Diagnose NTP-Related Issues in CUCM
Complete these steps in order to diagnose NTP-related issues:
- Ensure that CUCM can communicate with the NTP server on Port 123.
- Obtain the output of utils ntp status.
- The stratum level can be less than 4 on the publisher for optimal performance.
- If multiple NTP servers are configured, ensure at least one server is reachable; you can see the (*) symbol against the NTP server used as a reference by CUCM.
- Review the syslog alarm and take action accordingly. Probable causes of syslog alarms are:
- The external NTP server is not reachable.
- NTP stratum is higher than the acceptable limit.
- The publisher is down, so the Subscriber NTP is unsynchronized.
- If ntpdate -q related alerts are seen, it is possible that you have NTP version 4.2.6+ with the Kiss of Death (KoD) feature enabled. (By design, the minimum interval between burst and iburst packets sent by any client is two, which does not violate this constraint. Packets sent by other implementations that violate this constraint can be dropped and a KoD packet returned if enabled). It is recommended to disable this feature when you use that version as the NTP server for a UC product.
- Use this diagnosis module in order to verify the NTP server is configured.
- utils diagnose module ntp_reachability
- utils diagnose module ntp_clock_drift
- utils diagnose module ntp_stratum
- Enter utils ntp restart in order to restart the NTP client/server.

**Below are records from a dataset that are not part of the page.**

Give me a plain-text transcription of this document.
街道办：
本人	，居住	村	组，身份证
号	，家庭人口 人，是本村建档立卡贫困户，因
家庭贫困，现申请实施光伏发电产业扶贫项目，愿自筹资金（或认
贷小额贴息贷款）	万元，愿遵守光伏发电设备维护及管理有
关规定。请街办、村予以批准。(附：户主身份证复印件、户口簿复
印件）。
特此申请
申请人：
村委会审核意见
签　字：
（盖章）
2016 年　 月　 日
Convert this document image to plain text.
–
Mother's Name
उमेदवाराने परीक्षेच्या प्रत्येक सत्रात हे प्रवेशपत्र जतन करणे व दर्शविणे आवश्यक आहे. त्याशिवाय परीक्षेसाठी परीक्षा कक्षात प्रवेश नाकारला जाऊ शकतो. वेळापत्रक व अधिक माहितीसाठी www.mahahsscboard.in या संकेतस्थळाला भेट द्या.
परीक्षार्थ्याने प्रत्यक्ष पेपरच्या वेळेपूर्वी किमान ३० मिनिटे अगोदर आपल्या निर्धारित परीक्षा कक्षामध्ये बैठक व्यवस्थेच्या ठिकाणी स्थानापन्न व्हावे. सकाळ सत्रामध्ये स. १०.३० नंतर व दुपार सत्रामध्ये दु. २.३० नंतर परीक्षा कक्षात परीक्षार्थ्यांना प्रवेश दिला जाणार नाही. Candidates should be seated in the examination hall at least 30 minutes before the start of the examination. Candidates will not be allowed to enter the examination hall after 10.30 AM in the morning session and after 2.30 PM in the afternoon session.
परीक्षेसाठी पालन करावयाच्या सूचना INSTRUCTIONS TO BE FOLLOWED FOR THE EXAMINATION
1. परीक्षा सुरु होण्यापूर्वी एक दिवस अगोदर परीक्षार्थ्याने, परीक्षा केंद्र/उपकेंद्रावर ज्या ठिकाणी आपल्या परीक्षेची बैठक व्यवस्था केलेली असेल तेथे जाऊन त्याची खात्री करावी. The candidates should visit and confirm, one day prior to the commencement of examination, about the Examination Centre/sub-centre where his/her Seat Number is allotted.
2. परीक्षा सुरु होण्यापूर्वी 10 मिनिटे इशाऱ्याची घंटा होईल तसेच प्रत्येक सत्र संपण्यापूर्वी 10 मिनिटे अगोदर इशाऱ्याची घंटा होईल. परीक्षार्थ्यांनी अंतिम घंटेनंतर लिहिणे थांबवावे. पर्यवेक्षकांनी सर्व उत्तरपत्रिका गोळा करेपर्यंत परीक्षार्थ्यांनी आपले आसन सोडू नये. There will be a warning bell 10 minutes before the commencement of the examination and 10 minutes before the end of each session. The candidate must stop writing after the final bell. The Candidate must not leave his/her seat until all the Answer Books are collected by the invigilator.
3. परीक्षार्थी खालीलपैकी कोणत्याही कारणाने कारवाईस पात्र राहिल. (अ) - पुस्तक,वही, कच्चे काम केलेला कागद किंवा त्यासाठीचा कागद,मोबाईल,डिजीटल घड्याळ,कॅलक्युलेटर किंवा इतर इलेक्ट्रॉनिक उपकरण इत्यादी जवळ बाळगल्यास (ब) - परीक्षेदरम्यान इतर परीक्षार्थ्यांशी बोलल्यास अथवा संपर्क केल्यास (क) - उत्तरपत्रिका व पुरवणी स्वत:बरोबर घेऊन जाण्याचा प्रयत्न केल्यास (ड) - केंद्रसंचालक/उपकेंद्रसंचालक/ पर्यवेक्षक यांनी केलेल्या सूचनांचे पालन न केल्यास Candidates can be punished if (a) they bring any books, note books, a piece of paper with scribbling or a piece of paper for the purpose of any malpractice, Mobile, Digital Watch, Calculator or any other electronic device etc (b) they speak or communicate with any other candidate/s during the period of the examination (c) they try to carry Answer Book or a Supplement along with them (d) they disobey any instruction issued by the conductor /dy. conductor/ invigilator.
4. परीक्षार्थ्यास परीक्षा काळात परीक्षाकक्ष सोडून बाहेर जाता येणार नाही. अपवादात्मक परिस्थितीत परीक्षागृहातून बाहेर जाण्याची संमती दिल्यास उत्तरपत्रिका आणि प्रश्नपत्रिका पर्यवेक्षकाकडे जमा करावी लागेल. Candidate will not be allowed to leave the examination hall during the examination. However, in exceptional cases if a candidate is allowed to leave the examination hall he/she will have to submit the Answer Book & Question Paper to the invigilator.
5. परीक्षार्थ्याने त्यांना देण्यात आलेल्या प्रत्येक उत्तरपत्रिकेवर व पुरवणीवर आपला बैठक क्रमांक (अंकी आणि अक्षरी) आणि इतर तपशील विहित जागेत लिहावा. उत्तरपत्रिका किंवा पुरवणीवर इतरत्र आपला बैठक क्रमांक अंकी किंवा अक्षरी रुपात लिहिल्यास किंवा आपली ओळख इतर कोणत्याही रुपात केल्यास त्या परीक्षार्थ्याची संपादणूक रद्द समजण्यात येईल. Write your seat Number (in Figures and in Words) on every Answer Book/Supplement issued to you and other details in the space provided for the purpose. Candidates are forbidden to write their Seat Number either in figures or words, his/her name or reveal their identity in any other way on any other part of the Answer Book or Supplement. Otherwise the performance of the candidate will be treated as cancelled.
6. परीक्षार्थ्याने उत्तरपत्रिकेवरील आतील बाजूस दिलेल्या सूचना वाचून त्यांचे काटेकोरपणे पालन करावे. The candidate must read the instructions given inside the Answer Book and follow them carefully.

This command is useful whenever a gross time correction needs to occur immediately or whenever external servers are still reachable and operational, but synchronization fails. Use the utils ntp status command in order to determine the operational status of external NTP servers.
Common Known Issues with NTP Association on CUCM
Cisco bug ID CSCue18813: NTP configuration tos maxdist parameter controlled via CLI
Resolution: Cisco Technical Assistance Center case can be raised in order to manually add the tos maxdist parameter in the ntp.conf file.
Cisco bug ID CSCuq70611: NTP Stratum test does not validate properly with single NTP Server
Fixed Version: 10.5(2.10000.005)
Cisco bug ID CSCui85967: CUCM jump upgrade from 6.1.5 to 9.1.2 fails due to NTP reference missing
Resolution: Jump upgrade documentation has been updated and NTP configuration is listed as on of the pre-upgrade task.
Cisco bug ID CSCtw46611: NTP synch fails due to incorrect file system labelling of capture.txt
Fixed Version: 8.6(2.24900.017)
Cisco bug ID CSCur94973: Time sync issue betn VMHost & VM Instance during M1 migration
Resolution: Disable the VM's NTP sync with the ESXi host with the use of this workaround. An alternate workaround is to configure the ESXi server and CUCM Publisher to point to the same NTP server.